The Republicans' assistant leader, Senator Jon Kyl (R-AZ) recently announced he may start a filibuster against any Obama nominee who makes decisions "not based on the law or the merits, but on his or her feelings, emotions, and preconceived ideas."
Sotomayor's own remarks about her sex and ethnicity are being re-cycled for the Right-Wing Attack Machine. She has said that a judge's ethnicity and sex "may and will affect our judging" -- almost as if she had anticipated Kyl's remarks. She went on to add that she hoped a "wise Latina woman with the richness of her experiences would more often than not reach a better conclusion than a white male who hasn't lived that life." Maybe. Kyl meanwhile now has his reasons for a predictable reaction. Undoubtedly, he wanted someone with "prior judicial experience," and he probably will have one with a particularly valued, diverse, and yet undoubtedly unmatched experience that goes into the making of a judge.
If laws were clear and self-interpreting, then why have judges at all? Judges match facts to the law, but judging is no mechanical task. Over seventy years ago, this country recognized that "mechanical jurisprudence," or "slot-machine" justice, was illusory; outcomes derive from human judgment, both in the writing and the interpretation of the law. Do judges "make" or "interpret" law? Of course they do; silly question, but one unfortunately raised in public discourse. Do "feelings" and "emotions" enter the process? We can certainly find them in the present Supreme Court majority.
When Kyl enthusiastically voted for Justice Samuel Alito, he knew that Alito had well-publicized, well-recorded judicial feelings on the issue of abortion? They did not disqualify him.
Could Kyl have had in mind his faithful ally, Justice Antonin Scalia -- no "feelings, emotions, and preconceived ideas?" Scalia, of course, has consistently demonstrated contempt and rejection for anyone who disagrees with him -- whether of the so-called "liberal bloc" or even his sometimes-concurring Justices, Sandra Day O'Connor and Anthony Kennedy. Are we to believe Scalia had no "feelings, emotions, and preconceived ideas" when he voted in cases involving habeas corpus for Guantanamo detainees, cruel and unusual punishments for either juveniles or the mentally retarded, the use of marijuana for medicinal purposes, and, of course, the Florida Supreme Court's decision to order a recount in the presidential election of 2000?
Sotomayor's judicial experience -- an experience surely tempered by her gender and ethnicity -- gives us a potential Justice who has dealt with ordinary folks: litigants, prosecutors, defense lawyers, accused and victims alike.

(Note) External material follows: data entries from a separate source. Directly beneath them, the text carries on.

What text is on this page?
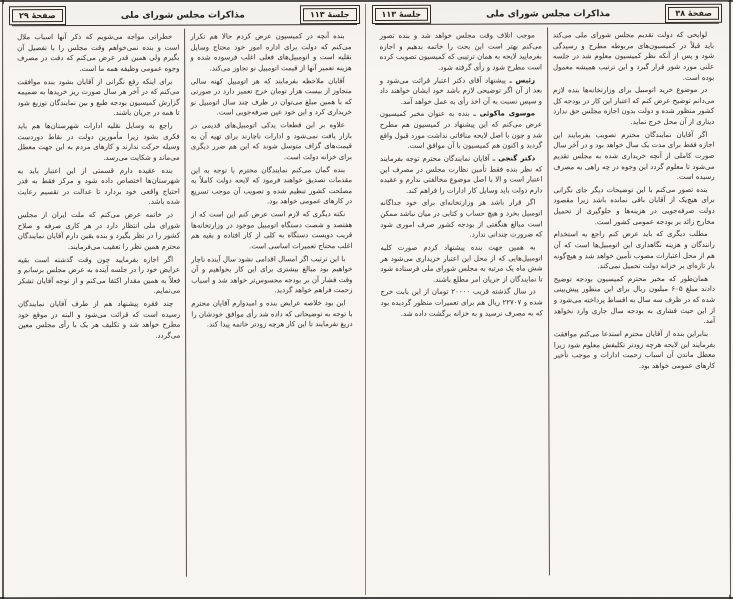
صفحۀ ۲۹	مذاکرات مجلس شورای ملی	جلسۀ ۱۱۳

بنده آنچه در کمیسیون عرض کردم حالا هم تکرار می‌کنم که دولت برای اداره امور خود محتاج وسایل نقلیه است و اتومبیل‌های فعلی اغلب فرسوده شده و هزینه تعمیر آنها از قیمت اتومبیل نو تجاوز می‌کند.

آقایان ملاحظه بفرمایند که هر اتومبیل کهنه سالی متجاوز از بیست هزار تومان خرج تعمیر دارد در صورتی که با همین مبلغ می‌توان در ظرف چند سال اتومبیل نو خریداری کرد و این خود عین صرفه‌جویی است.

علاوه بر این قطعات یدکی اتومبیل‌های قدیمی در بازار یافت نمی‌شود و ادارات ناچارند برای تهیه آن به قیمت‌های گزاف متوسل شوند که این هم ضرر دیگری برای خزانه دولت است.

بنده گمان می‌کنم نمایندگان محترم با توجه به این مقدمات تصدیق خواهند فرمود که لایحه دولت کاملاً به مصلحت کشور تنظیم شده و تصویب آن موجب تسریع در کارهای عمومی خواهد بود.

نکته دیگری که لازم است عرض کنم این است که از هفتصد و شصت دستگاه اتومبیل موجود در وزارتخانه‌ها قریب دویست دستگاه به کلی از کار افتاده و بقیه هم اغلب محتاج تعمیرات اساسی است.

با این ترتیب اگر امسال اقدامی نشود سال آینده ناچار خواهیم بود مبالغ بیشتری برای این کار بخواهیم و آن وقت فشار آن بر بودجه محسوس‌تر خواهد شد و اسباب زحمت فراهم خواهد گردید.

این بود خلاصه عرایض بنده و امیدوارم آقایان محترم با توجه به توضیحاتی که داده شد رأی موافق خودشان را دریغ نفرمایند تا این کار هرچه زودتر خاتمه پیدا کند.

خطراتی مواجه می‌شویم که ذکر آنها اسباب ملال است و بنده نمی‌خواهم وقت مجلس را با تفصیل آن بگیرم ولی همین قدر عرض می‌کنم که دقت در مصرف وجوه عمومی وظیفه همه ما است.

برای اینکه رفع نگرانی از آقایان بشود بنده موافقت می‌کنم که در آخر هر سال صورت ریز خریدها به ضمیمه گزارش کمیسیون بودجه طبع و بین نمایندگان توزیع شود تا همه در جریان باشند.

راجع به وسایل نقلیه ادارات شهرستان‌ها هم باید فکری بشود زیرا مأمورین دولت در نقاط دوردست وسیله حرکت ندارند و کارهای مردم به این جهت معطل می‌ماند و شکایت می‌رسد.

بنده عقیده دارم قسمتی از این اعتبار باید به شهرستان‌ها اختصاص داده شود و مرکز فقط به قدر احتیاج واقعی خود بردارد تا عدالت در تقسیم رعایت شده باشد.

در خاتمه عرض می‌کنم که ملت ایران از مجلس شورای ملی انتظار دارد در هر کاری صرفه و صلاح کشور را در نظر بگیرد و بنده یقین دارم آقایان نمایندگان محترم همین نظر را تعقیب می‌فرمایند.

اگر اجازه بفرمایید چون وقت گذشته است بقیه عرایض خود را در جلسه آینده به عرض مجلس برسانم و فعلاً به همین مقدار اکتفا می‌کنم و از توجه آقایان تشکر می‌نمایم.

چند فقره پیشنهاد هم از طرف آقایان نمایندگان رسیده است که قرائت می‌شود و البته در موقع خود مطرح خواهد شد و تکلیف هر یک با رأی مجلس معین می‌گردد.

جلسۀ ۱۱۳	مذاکرات مجلس شورای ملی	صفحۀ ۳۸

لوایحی که دولت تقدیم مجلس شورای ملی می‌کند باید قبلاً در کمیسیون‌های مربوطه مطرح و رسیدگی شود و پس از آنکه نظر کمیسیون معلوم شد در جلسه علنی مورد شور قرار گیرد و این ترتیب همیشه معمول بوده است.

در موضوع خرید اتومبیل برای وزارتخانه‌ها بنده لازم می‌دانم توضیح عرض کنم که اعتبار این کار در بودجه کل کشور منظور شده و دولت بدون اجازه مجلس حق ندارد دیناری از آن محل خرج نماید.

اگر آقایان نمایندگان محترم تصویب بفرمایند این اجازه فقط برای مدت یک سال خواهد بود و در آخر سال صورت کاملی از آنچه خریداری شده به مجلس تقدیم می‌شود تا معلوم گردد این وجوه در چه راهی به مصرف رسیده است.

بنده تصور می‌کنم با این توضیحات دیگر جای نگرانی برای هیچ‌یک از آقایان باقی نمانده باشد زیرا مقصود دولت صرفه‌جویی در هزینه‌ها و جلوگیری از تحمیل مخارج زائد بر بودجه عمومی کشور است.

مطلب دیگری که باید عرض کنم راجع به استخدام رانندگان و هزینه نگاهداری این اتومبیل‌ها است که آن هم از محل اعتبارات مصوب تأمین خواهد شد و هیچ‌گونه بار تازه‌ای بر خزانه دولت تحمیل نمی‌کند.

همان‌طور که مخبر محترم کمیسیون بودجه توضیح دادند مبلغ ۶۰۵ میلیون ریال برای این منظور پیش‌بینی شده که در ظرف سه سال به اقساط پرداخته می‌شود و از این حیث فشاری به بودجه سال جاری وارد نخواهد آمد.

بنابراین بنده از آقایان محترم استدعا می‌کنم موافقت بفرمایند این لایحه هرچه زودتر تکلیفش معلوم شود زیرا معطل ماندن آن اسباب زحمت ادارات و موجب تأخیر کارهای عمومی خواهد بود.

موجب اتلاف وقت مجلس خواهد شد و بنده تصور می‌کنم بهتر است این بحث را خاتمه بدهیم و اجازه بفرمایید لایحه به همان ترتیبی که کمیسیون تصویب کرده است مطرح شود و رأی گرفته شود.

رئیس ـ پیشنهاد آقای دکتر اعتبار قرائت می‌شود و بعد از آن اگر توضیحی لازم باشد خود ایشان خواهند داد و سپس نسبت به آن اخذ رأی به عمل خواهد آمد.

موسوی ماکوئی ـ بنده به عنوان مخبر کمیسیون عرض می‌کنم که این پیشنهاد در کمیسیون هم مطرح شد و چون با اصل لایحه منافاتی نداشت مورد قبول واقع گردید و اکنون هم کمیسیون با آن موافق است.

دکتر گنجی ـ آقایان نمایندگان محترم توجه بفرمایند که نظر بنده فقط تأمین نظارت مجلس در مصرف این اعتبار است و الا با اصل موضوع مخالفتی ندارم و عقیده دارم دولت باید وسایل کار ادارات را فراهم کند.

اگر قرار باشد هر وزارتخانه‌ای برای خود جداگانه اتومبیل بخرد و هیچ حساب و کتابی در میان نباشد ممکن است مبالغ هنگفتی از بودجه کشور صرف اموری شود که ضرورت چندانی ندارد.

به همین جهت بنده پیشنهاد کردم صورت کلیه اتومبیل‌هایی که از محل این اعتبار خریداری می‌شود هر شش ماه یک مرتبه به مجلس شورای ملی فرستاده شود تا نمایندگان از جریان امر مطلع باشند.

در سال گذشته قریب ۲۰۰۰۰ تومان از این بابت خرج شده و ۲۲۷۰۷ ریال هم برای تعمیرات منظور گردیده بود که به مصرف نرسید و به خزانه برگشت داده شد.
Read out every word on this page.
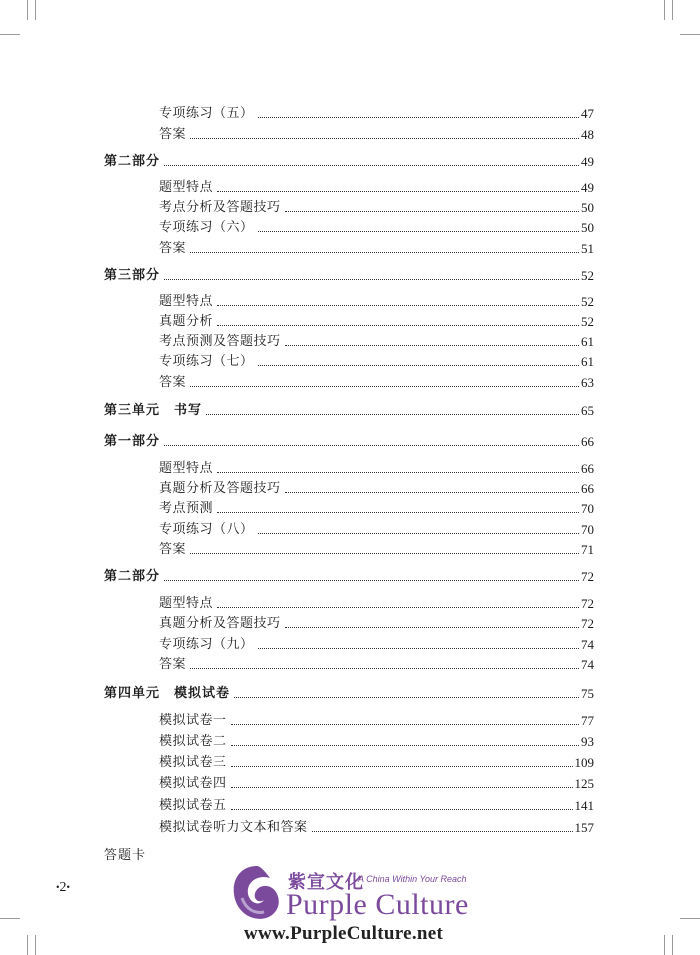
专项练习（五）	47
答案	48
第二部分	49
题型特点	49
考点分析及答题技巧	50
专项练习（六）	50
答案	51
第三部分	52
题型特点	52
真题分析	52
考点预测及答题技巧	61
专项练习（七）	61
答案	63
第三单元　书写	65
第一部分	66
题型特点	66
真题分析及答题技巧	66
考点预测	70
专项练习（八）	70
答案	71
第二部分	72
题型特点	72
真题分析及答题技巧	72
专项练习（九）	74
答案	74
第四单元　模拟试卷	75
模拟试卷一	77
模拟试卷二	93
模拟试卷三	109
模拟试卷四	125
模拟试卷五	141
模拟试卷听力文本和答案	157
答题卡
•2•	紫宣文化
A China Within Your Reach
Purple Culture
www.PurpleCulture.net
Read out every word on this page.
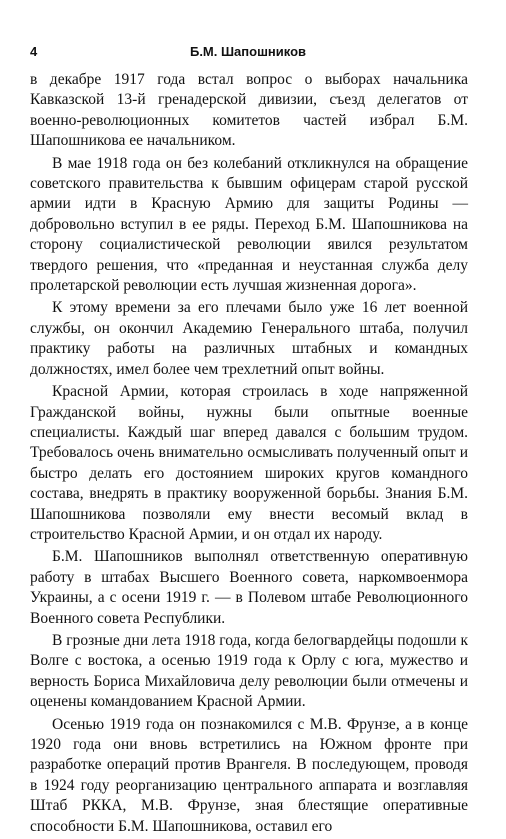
4	Б.М. Шапошников

в декабре 1917 года встал вопрос о выборах начальника Кавказской 13-й гренадерской дивизии, съезд делегатов от военно-революционных комитетов частей избрал Б.М. Шапошникова ее начальником.

В мае 1918 года он без колебаний откликнулся на обращение советского правительства к бывшим офицерам старой русской армии идти в Красную Армию для защиты Родины — добровольно вступил в ее ряды. Переход Б.М. Шапошникова на сторону социалистической революции явился результатом твердого решения, что «преданная и неустанная служба делу пролетарской революции есть лучшая жизненная дорога».

К этому времени за его плечами было уже 16 лет военной службы, он окончил Академию Генерального штаба, получил практику работы на различных штабных и командных должностях, имел более чем трехлетний опыт войны.

Красной Армии, которая строилась в ходе напряженной Гражданской войны, нужны были опытные военные специалисты. Каждый шаг вперед давался с большим трудом. Требовалось очень внимательно осмысливать полученный опыт и быстро делать его достоянием широких кругов командного состава, внедрять в практику вооруженной борьбы. Знания Б.М. Шапошникова позволяли ему внести весомый вклад в строительство Красной Армии, и он отдал их народу.

Б.М. Шапошников выполнял ответственную оперативную работу в штабах Высшего Военного совета, наркомвоенмора Украины, а с осени 1919 г. — в Полевом штабе Революционного Военного совета Республики.

В грозные дни лета 1918 года, когда белогвардейцы подошли к Волге с востока, а осенью 1919 года к Орлу с юга, мужество и верность Бориса Михайловича делу революции были отмечены и оценены командованием Красной Армии.

Осенью 1919 года он познакомился с М.В. Фрунзе, а в конце 1920 года они вновь встретились на Южном фронте при разработке операций против Врангеля. В последующем, проводя в 1924 году реорганизацию центрального аппарата и возглавляя Штаб РККА, М.В. Фрунзе, зная блестящие оперативные способности Б.М. Шапошникова, оставил его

No Supreme Court Justice today has had such experience -- none.
Perhaps Sotomayer's "feelings" and "emotions" are different than Sen. Kyl's. But she certainly echoes Justice Oliver Wendell Holmes's memorable remarks about judging: "The life of the law has not been logic," Holmes wrote, "but experience. The felt necessities of the time, the prevalent moral and political theories," Holmes went on, "even the prejudices which judges share with their fellow men, have had a good deal more to do than the syllogism in determining the rules by which men should be governed."
Sotomayor's experience should be welcomed. She has worked within a framework of the Constitution and the law; the Republic will not then fall, nor will the Constitution.
Stanley Kutler taught constitutional and legal history at the University of Wisconsin.